17. Regression
Regression is performed in R using the linear model function lm(). This can perform single and multiple linear regression analyses. Similar to the other analyses, it’s best to create an object to store the results, and then ask for a summary. Note that we should use the factors we created earlier for boot type (bootsf) and gender (genderf). Suppose we want to know whether age, gender and type of boots can predict boot comfort score:
fit_comfort_age_boots_gender <- lm(comfort ~ age + genderf + bootsf, data = data)
summary(fit_comfort_age_boots_gender)
We see that overall, the type of boot worn is strongly associated with boot comfort. Interestingly, we see that female recruits give lower comfort scores than males. This is because when this study was undertaken in about 2000, female boots were actually made from male boots lasts, and so provided a sub-optimal fit. This has now been fixed, and female recruits have their own lasts.

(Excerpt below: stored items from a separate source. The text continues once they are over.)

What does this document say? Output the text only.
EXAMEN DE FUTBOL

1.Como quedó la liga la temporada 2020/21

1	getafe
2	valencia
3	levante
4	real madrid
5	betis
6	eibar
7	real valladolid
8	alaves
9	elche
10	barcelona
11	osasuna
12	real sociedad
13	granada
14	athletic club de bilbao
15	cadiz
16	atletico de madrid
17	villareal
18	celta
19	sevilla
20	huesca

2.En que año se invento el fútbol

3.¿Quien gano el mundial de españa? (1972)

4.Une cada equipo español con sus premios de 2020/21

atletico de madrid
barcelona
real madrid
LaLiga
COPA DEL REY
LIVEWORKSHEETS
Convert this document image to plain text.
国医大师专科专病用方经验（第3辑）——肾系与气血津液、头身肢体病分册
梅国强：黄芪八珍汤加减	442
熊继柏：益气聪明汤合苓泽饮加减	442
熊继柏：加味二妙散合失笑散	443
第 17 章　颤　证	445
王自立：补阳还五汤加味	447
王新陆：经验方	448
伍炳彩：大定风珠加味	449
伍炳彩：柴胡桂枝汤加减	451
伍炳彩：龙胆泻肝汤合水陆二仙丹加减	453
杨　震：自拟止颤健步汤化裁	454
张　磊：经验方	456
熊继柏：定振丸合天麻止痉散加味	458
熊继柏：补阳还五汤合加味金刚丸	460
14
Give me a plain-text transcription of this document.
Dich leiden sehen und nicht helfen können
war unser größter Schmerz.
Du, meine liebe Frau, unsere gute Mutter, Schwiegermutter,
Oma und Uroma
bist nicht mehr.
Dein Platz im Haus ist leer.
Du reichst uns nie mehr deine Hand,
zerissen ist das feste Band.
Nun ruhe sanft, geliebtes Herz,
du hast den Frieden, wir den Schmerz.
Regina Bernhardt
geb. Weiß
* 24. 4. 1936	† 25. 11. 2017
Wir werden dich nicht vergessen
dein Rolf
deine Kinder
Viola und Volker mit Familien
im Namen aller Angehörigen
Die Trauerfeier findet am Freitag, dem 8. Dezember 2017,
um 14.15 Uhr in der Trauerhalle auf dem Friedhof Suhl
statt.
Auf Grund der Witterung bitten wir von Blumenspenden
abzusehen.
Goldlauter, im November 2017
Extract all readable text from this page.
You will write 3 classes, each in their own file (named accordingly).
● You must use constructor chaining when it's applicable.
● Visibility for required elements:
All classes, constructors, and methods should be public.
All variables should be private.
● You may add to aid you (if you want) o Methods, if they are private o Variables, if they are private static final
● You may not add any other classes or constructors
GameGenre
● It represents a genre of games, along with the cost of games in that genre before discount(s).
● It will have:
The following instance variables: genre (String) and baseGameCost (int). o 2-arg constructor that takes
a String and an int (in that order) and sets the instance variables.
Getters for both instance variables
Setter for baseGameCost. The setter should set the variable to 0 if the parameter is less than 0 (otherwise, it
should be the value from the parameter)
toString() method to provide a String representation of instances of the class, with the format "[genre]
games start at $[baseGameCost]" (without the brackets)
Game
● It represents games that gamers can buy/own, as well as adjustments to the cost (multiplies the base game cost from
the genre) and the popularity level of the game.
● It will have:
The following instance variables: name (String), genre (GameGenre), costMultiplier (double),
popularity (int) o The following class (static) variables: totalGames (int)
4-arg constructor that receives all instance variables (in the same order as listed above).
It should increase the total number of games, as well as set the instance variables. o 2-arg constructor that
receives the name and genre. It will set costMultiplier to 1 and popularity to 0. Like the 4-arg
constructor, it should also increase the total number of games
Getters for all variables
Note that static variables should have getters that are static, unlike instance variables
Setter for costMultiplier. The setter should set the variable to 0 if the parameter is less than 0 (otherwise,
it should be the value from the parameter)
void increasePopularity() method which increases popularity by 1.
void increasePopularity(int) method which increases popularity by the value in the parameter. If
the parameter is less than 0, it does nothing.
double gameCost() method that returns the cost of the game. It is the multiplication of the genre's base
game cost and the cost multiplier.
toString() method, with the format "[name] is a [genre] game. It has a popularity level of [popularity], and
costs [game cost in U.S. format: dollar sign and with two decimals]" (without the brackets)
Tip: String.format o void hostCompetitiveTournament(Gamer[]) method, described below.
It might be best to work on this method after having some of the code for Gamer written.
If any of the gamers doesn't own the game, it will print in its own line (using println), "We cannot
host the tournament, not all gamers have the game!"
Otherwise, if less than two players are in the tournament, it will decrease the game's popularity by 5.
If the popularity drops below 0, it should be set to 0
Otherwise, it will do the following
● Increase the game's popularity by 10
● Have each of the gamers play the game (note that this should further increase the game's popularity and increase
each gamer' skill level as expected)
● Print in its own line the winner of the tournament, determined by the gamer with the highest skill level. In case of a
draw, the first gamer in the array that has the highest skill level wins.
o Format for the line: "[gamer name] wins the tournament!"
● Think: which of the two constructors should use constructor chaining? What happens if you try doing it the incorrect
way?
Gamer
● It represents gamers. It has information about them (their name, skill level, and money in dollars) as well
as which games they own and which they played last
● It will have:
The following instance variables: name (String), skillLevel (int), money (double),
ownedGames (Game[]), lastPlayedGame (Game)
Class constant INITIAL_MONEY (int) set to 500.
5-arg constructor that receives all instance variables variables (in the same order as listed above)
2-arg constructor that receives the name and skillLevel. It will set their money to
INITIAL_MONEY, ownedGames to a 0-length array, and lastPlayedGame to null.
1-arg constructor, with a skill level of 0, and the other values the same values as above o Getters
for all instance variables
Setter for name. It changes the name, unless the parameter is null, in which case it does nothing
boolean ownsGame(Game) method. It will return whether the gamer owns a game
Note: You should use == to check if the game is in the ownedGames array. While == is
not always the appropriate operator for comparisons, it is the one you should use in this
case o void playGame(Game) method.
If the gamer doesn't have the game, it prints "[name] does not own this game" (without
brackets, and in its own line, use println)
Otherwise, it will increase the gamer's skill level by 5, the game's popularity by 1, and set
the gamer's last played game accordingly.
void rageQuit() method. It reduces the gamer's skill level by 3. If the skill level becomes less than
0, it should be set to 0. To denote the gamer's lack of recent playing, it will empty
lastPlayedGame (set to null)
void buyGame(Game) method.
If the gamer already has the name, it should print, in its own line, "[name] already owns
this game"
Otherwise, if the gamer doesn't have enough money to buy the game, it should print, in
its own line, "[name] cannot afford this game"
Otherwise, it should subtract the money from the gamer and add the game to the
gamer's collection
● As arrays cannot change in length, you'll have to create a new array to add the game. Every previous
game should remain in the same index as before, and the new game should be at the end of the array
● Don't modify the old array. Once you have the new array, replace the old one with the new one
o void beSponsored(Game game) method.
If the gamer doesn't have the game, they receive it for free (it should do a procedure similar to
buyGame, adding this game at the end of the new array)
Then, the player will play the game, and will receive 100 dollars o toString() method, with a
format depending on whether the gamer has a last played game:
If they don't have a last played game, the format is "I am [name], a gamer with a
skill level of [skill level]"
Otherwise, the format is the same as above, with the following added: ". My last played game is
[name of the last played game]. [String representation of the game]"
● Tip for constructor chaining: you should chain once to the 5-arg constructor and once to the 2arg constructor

Other useful aspects of the analysis include:
coefficients(fit_comfort_age_boots_gender) # model coefficients
confint(fit_comfort_age_boots_gender, level=0.95) # Confidence Intervals for model parameters, here set to 95%
fitted(fit_comfort_age_boots_gender) # predicted values
residuals(fit_comfort_age_boots_gender) # residuals
anova(fit_comfort_age_boots_gender) # anova table
vcov(fit_comfort_age_boots_gender) # covariance matrix for model parameters
influence(fit_comfort_age_boots_gender) # regression diagnostics
To undertake regression diagnostics, try this:
layout(matrix(c(1,2,3,4),2,2)) # optional 4 graphs/page
plot(fit_comfort_age_boots_gender)
Which looks reasonable, but we can also undertake a Shapiro-Wilks test on the residuals to check if they are normally distributed. First you will need to create an object containing the residuals. This is done using the command we used above, but making it produce and store the result as an object. the residuals
fit_res <- residuals(fit_comfort_age_boots_gender)
shapiro.test(fit_res)
Which shows that the residuals aren’t normally distributed, but this isn’t uncommon with smaller datasets.